Comme je l'ai évoqué avec la présidence du PSE, il faut tirer les conclusions de l'échec des politiques dites centristes portées par Tony Blair et Gerhard Schröder. Il faut constater qu'il n'y a pas de miracle Macron. Il faut enfin noter que les succès sont portugais, pays dans lequel les socialistes sont soutenus par le PC. Succès également en Espagne où le PSOE n'a pas joué la carte de l'alliance au centre sans pour autant se subordonner à Podemos, qu'il respecte. Les socialistes doivent être eux-mêmes pro-européens face aux nationalistes et sans complexe vis-à-vis des libéraux et des populistes de gauche. Ils doivent porter, je le répète, l'idée d'un «  new deal green  » pour l'Europe.

Les économistes libéraux vous répondront que les pays qui redémarrent comme le Portugal ou l'Espagne le font précisément parce qu'ils ont taillé dans leurs dépenses et procédé à des réformes structurelles libérales. La Grèce de Syrisa va mieux après des coupes terribles exigées par les Européens...

Oui, mais à quel prix ! Comme le disait Sigmar Gabriel, qui est loin d'être un gauchiste, interpellant Schäuble, «  qu'est-ce que l'Allemagne a à gagner si les politiques austéritaires conduisent la France dans les bras de Le Pen  » et à une constellation de gouvernements nationalistes dans le reste de l'Europe ? Je crois que l'histoire jugera sévèrement le tandem Schäuble-Merkel pour avoir mis l'Europe au pain sec et Merkel pour avoir accueilli unilatéralement près d'un million de Syriens de façon non maîtrisée et non solidaire, provoquant un retour de flamme dont on ne voit toujours pas le bout… L'Allemagne est un pays qui a des excédents au-dessus de ce que les traités autorisent. Un pays qui a des déficits doit les résorber, mais un pays qui a des excédents doit aussi les dépenser.

Que ferait un président de la Commission social-démocrate que ne fait pas la Commission Juncker ?

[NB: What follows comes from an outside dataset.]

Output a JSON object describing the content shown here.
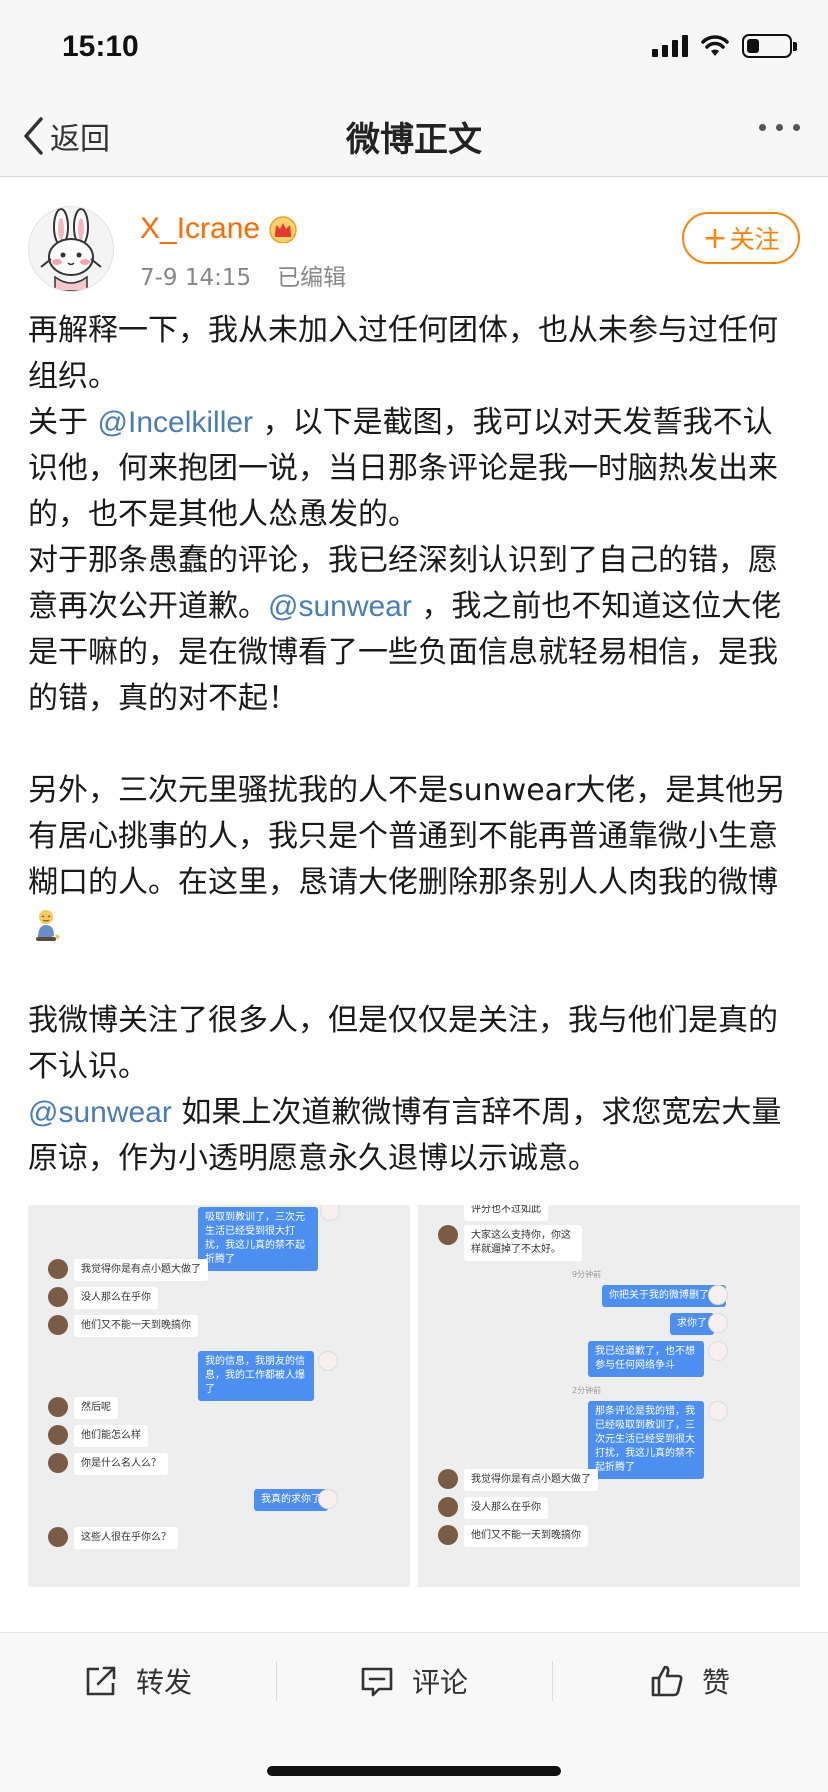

À mon sens, trois choses. D'abord, il faut adapter la trajectoire budgétaire à chacun selon ses moyens et selon la conjoncture. Donc une trajectoire différenciée selon les États membres. Ensuite, une politique massive d'investissement dans les infrastructures et les technologies vertes. Le Plan d’investissement Junker  était une bonne chose, mais il est trop maigre. Et enfin, il faut réimposer une charte démocratique aux pays qui se disent illibéraux. Il n'y a qu'un seul moyen : conditionner les fonds européens au respect de l'état de droit, des libertés démocratiques. On ne peut pas continuer avec des pays qui pompent l'argent des Français et des Allemands et qui nous disent « occupez-vous des immigrés, nous on n'en veut pas. » Que M. Salvini s'en prenne à Viktor Orban qui ne veut pas prendre sa part du fardeau italien !

Vous êtes entré dans ce congrès premier vice-président du PSE, comment en êtes-vous sorti ?

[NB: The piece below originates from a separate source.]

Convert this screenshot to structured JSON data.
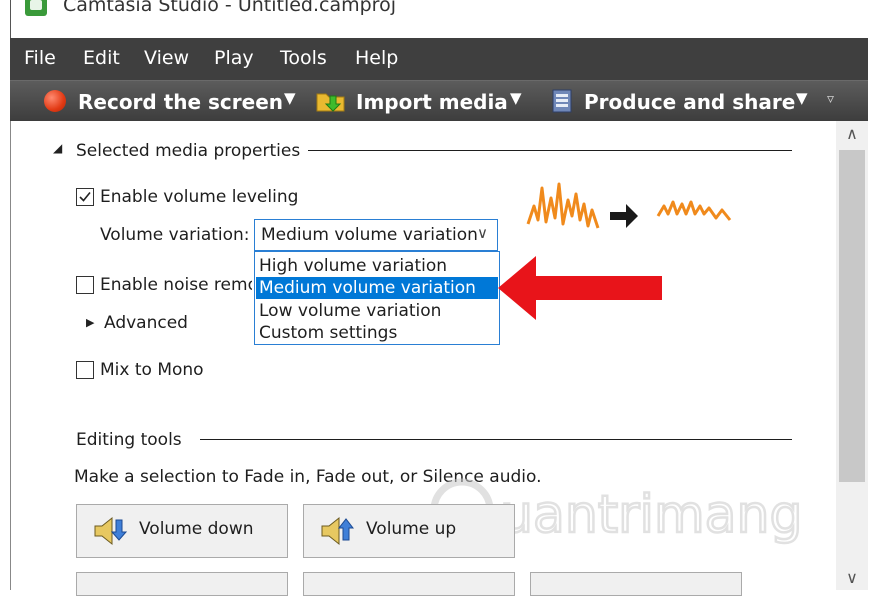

J'en suis bien sorti, car le président Sergueï Stanichef m'a pris par le bras et a proposé au Congrès que je sois invité permanent à la présidence du PSE pour continuer à déployer mes analyses.

Un mot de la France : qui voyez-vous comme tête de liste du PS aux européennes ?

Je suis favorable à la candidature de Ségolène Royal si elle le souhaite. D'abord parce qu'en absence de Nicolas Hulot, c'est la grande voix écologiste. Elle fut par deux fois ministre de l'Écologie. Elle a été présidente de région. Elle représente l'écologie populaire qui réfléchit plus à la transition par la production que par l'impôt. Elle est de gauche et très européenne depuis ses débuts au côté de Jacques Delors. Elle semble avoir envie de peser en Europe. Sa liste peut être la surprise du scrutin. J'ajoute que n'étant plus encartée socialiste – mais évidemment sans repousser les socialistes –, elle pourrait être le trait d'union d'une gauche non Mélenchoniste. Elle peut rassembler la gauche. Car le risque est grand que chacun ne puisse que témoigner dans cette élection. La gauche a besoin de surmonter ses divisions et ses génies de village qui l'encombrent. Elle a besoin de renouveler ses idées. Elle a aussi besoin que cesse sa marginalisation. Car, avec les Gilets jaunes, pour la première fois depuis 1956 (le mouvement poujadiste, NDLR), la gauche est spectatrice d'un mouvement social populaire. Cela devrait faire réfléchir tout le monde.